В русской литературе чернильное пятно, оставленное выпавшим из руки пером, предвещает скоропостижную кончину Козьмы Пруткова (1863). Предсмертное стихотворение Пруткова (пародирующее «Завещание» Д. В. Веневитинова) прерывается неоконченной строкою и поясняется очевидцами печального события:
Сослуживцы и подчиненные покойного, допрошенные господином ревизором порознь, единогласно показали, что стихотворение сие написано им, вероятно, в тот самый день и даже перед самым тем мгновением, когда все чиновники Палатки были внезапно, в присутственные часы, потрясены и испуганы громким воплем «Ах!», раздавшимся из директорского кабинета. Они бросились в этот кабинет и усмотрели там своего директора, Козьму Петровича Пруткова, недвижимым, в кресле перед письменным столом. Они бережно вынесли его в этом же кресле, сначала в приемный зал, а потом в его казенную квартиру, где он мирно скончался через три дня. Господин ревизор признал эти показания достойными полного доверия по следующим соображениям: 1) почерк найденной рукописи сего стихотворения во всем схож с тем несомненным почерком усопшего, коим он писал свои собственноручные доклады по секретным делам и многочисленные административные проекты; 2) содержание стихотворения вполне соответствует объясненному чиновниками обстоятельству, и 3) две последние строфы сего стихотворения писаны весьма нетвердым, дрожащим почерком, с явным, но тщетным усилием соблюсти прямизну строк; а последнее слово: «Ах!» даже не написано, а как бы вычерчено густо и быстро в последнем порыве улетающей жизни. Вслед за этим словом имеется на бумаге большое чернильное пятно, происшедшее явно от пера, выпавшего из руки. <…> Словом, в этом стихотворении отпечатлелись все подробности любопытного перехода Козьмы Пруткова в иной мир, прямо с должности директора Пробирной Палатки[372].
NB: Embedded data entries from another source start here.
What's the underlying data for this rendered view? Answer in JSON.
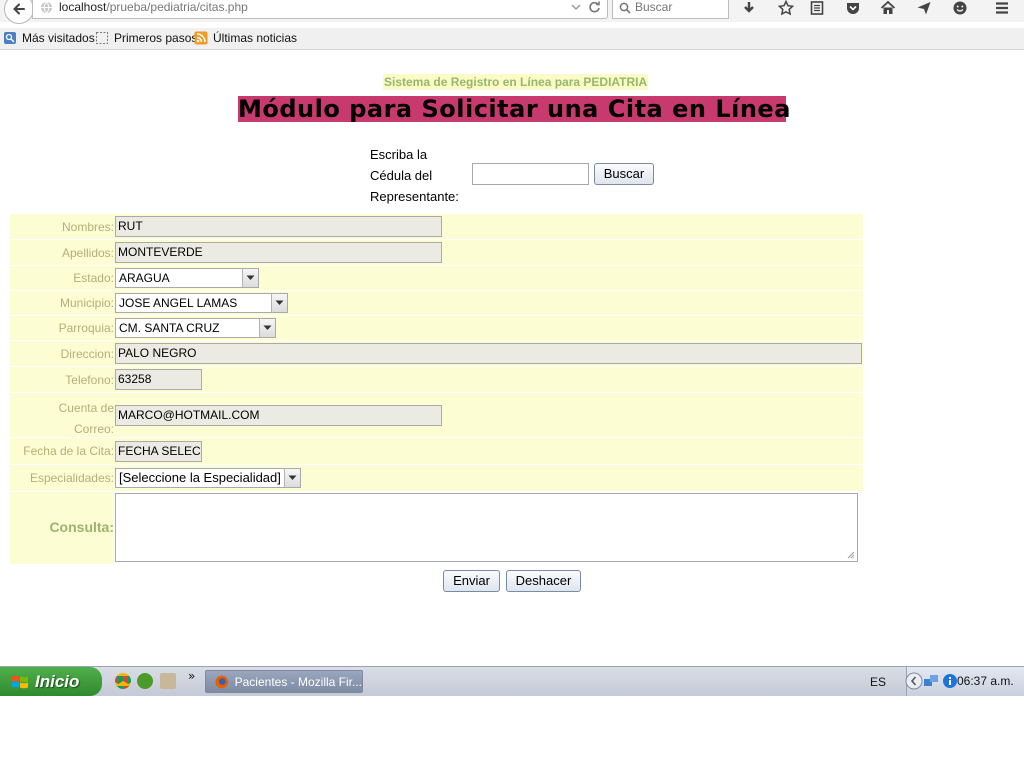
{
  "browser": {
    "url_host": "localhost",
    "url_path": "/prueba/pediatria/citas.php",
    "search_placeholder": "Buscar"
  },
  "bookmarks": [
    {
      "label": "Más visitados"
    },
    {
      "label": "Primeros pasos"
    },
    {
      "label": "Últimas noticias"
    }
  ],
  "page": {
    "subtitle": "Sistema de Registro en Línea para PEDIATRIA",
    "title": "Módulo para Solicitar una Cita en Línea",
    "cedula_label_1": "Escriba la",
    "cedula_label_2": "Cédula del",
    "cedula_label_3": "Representante:",
    "search_button": "Buscar"
  },
  "form": {
    "nombres_label": "Nombres:",
    "nombres_value": "RUT",
    "apellidos_label": "Apellidos:",
    "apellidos_value": "MONTEVERDE",
    "estado_label": "Estado:",
    "estado_value": "ARAGUA",
    "municipio_label": "Municipio:",
    "municipio_value": "JOSE ANGEL LAMAS",
    "parroquia_label": "Parroquia:",
    "parroquia_value": "CM. SANTA CRUZ",
    "direccion_label": "Direccion:",
    "direccion_value": "PALO NEGRO",
    "telefono_label": "Telefono:",
    "telefono_value": "63258",
    "correo_label_1": "Cuenta de",
    "correo_label_2": "Correo:",
    "correo_value": "MARCO@HOTMAIL.COM",
    "fecha_label": "Fecha de la Cita:",
    "fecha_value": "FECHA SELECC",
    "especialidades_label": "Especialidades:",
    "especialidades_value": "[Seleccione la Especialidad]",
    "consulta_label": "Consulta:",
    "enviar_button": "Enviar",
    "deshacer_button": "Deshacer"
  },
  "taskbar": {
    "start_label": "Inicio",
    "task_label": "Pacientes - Mozilla Fir...",
    "language": "ES",
    "clock": "06:37 a.m.",
    "more_glyph": "»"
  },
  "colors": {
    "title_bg": "#c83a6e",
    "subtitle_bg": "#fbfbc8",
    "row_bg": "#fdfdd4",
    "label_text": "#b0b07a"
  }
}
С этим текстом интересно перекликается «кино-пьеса в манере Гоголя» «Шинель», поставленная в 1926 году по сценарию Юрия Тынянова Григорием Козинцевым и Леонидом Траубергом[373]. Здесь умирающий герой пишет объяснительную записку: «Сим за нумером исходящим доношу по принадлежности, что титулярный советник Акакий Акакиев Башмачкин из списков за смертью выбыл» — и вместо точки ставит кляксу.
Постановщики этого фильма могли, впрочем, ориентироваться в этой сцене не только на текст «Козьмы Пруткова», но и на стихотворение Михаила Кузмина «Эпилог», завершавшее один из разделов книги «Сети» (1908; третье издание — 1923), с заключительной строфой:
Слез не заметит на моем лице
Читатель-плакса,
Судьбой не точка ставится в конце,
А только клякса[374].
Согласно разысканию Р. Д. Тименчика и А. В. Лаврова, биографическим стимулом к написанию этого стихотворения послужила женитьба друга Кузмина, воспринятая им как еще одна жизненная утрата[375]. Однако последняя — вышецитируемая — строфа этого стихотворения подразумевает, как кажется, преодоление такой утраты[376]. Остается гадать, знал ли Кузмин анекдот о кляксе, поставленной Россини в партитуре третьей части «Моисея в Египте» и подавшей композитору идею завершить соль-минорное звучание хора мажорным финалом, но такая параллель представляется мне оправданной, по меньшей мере, типологически (при том, что Россини относится к наиболее значимым и актуально «присутствующим» композиторам в творчестве Кузмина). Как бы то ни было, стихотворение Кузмина, интертекстуально отсылающее к «Евгению Онегину» А. С. Пушкина и жанру сентиментального романа, можно счесть парадигматическим для традиции, в которой жизнь и текст о жизни уравнены друг с другом[377]. Клякса на тексте равнозначна смерти, но отмена обязательной для текста точки — замена ее кляксой — оставляет ощущение его обнадеживающей незавершенности. Кинематографическим примером такого использования мотива «клякса — смерть» является фильм Макса Офюлса «Письмо незнакомки» («Letter from an Unknown Woman», 1948; экранизация одноименной новеллы Стефана Цвейга «Brief einer Unbekannten»)[378]. Здесь клякса на письме венчает послание, которое пишет — но не дописывает — умирающая героиня кому-то, кто некогда был ей близок, рассказывая в нем об истории своей любви. Завершающие кадры фильма: размытый, как бы «запачканный» план лица и следующий за ним крупный план с чернильным пятном после слов «…if only» — «…если только».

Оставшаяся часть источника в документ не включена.